Second, mutations causing complete or partial blocks at any step in the de novo synthesis of PC from PA through the PE methylation pathway (Fig. 1) lead to the derepression of INO1 and other UAS_INO-containing genes even in the presence of inositol (4). In these mutants, derepression of INO1 occurs even when inositol is present, and they have an Opi⁻ phenotype when inositol is absent. Since each block in the pathway leads to the buildup of precursors upstream of the specific metabolic lesion, including PA, derepression of Ino2p-Ino4p target genes in these mutant strains is correlated to a rise in PA (4). Moreover, supplementation with choline restores PC biosynthesis, eliminates the Opi⁻ phenotype, and restores INO1 regulation in response to inositol in cho2 and opi3 mutants (4). Since choline enters via the Kennedy pathway and uses DAG as a precursor (Fig. 1), these results indicate that ongoing metabolism in the two routes to PC biosynthesis have additive effects on INO1 expression and that they influence the same signal as inositol. The PA signal hypothesis gained strong support from the finding that sec14^ts mutants that are also blocked in the Kennedy (CDP-choline) pathway overexpress INO1 even in the presence of inositol (82). This was shown to be due to increased PC turnover by a phospholipase D (Pld1p)-dependent mechanism (83), which leads directly to increased PA levels (Fig. 1).

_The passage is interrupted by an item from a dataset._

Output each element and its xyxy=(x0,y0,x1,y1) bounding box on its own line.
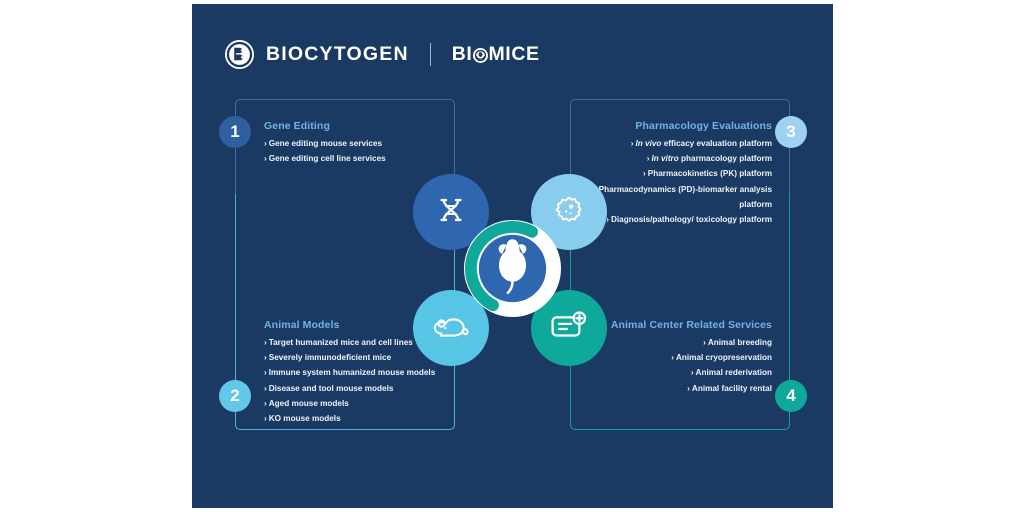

Finally, a recent collaborative study involving our laboratory has revealed the molecular mechanism whereby PA levels regulate the expression of INO1 (26). Opi1p, which is a member of an ER-localized lipid sensing complex (27), was shown to interact directly with PA (26), suggesting that Opi1p serves as the relevant PA sensor in the ER. The introduction of inositol was shown to result in a rapid rise in PI biosynthesis and a fall in PA levels. Concurrent with the drop in PA levels, Opi1p rapidly translocated from the ER to the nucleus, which coincided with INO1 repression (26). The results presented in the current study predict that this mechanism can be extended to all Ino2p-Ino4p bound genes that are coregulated by Opi1p.

A remaining unanswered question is why choline alone has little or no effect on expression of Ino2p-Ino4p target genes in wild type cells in the absence of inositol. One testable prediction is that the effect of choline on PA levels is less than that of inositol, whereas the combination of inositol and choline produces an enhanced effect on PA levels. Moreover, the relative effects of these two precursors on PA levels should be reversed in mutants such as cho2 and opi3 with respect to their effects on both gene expression and PA levels. We are currently testing these models.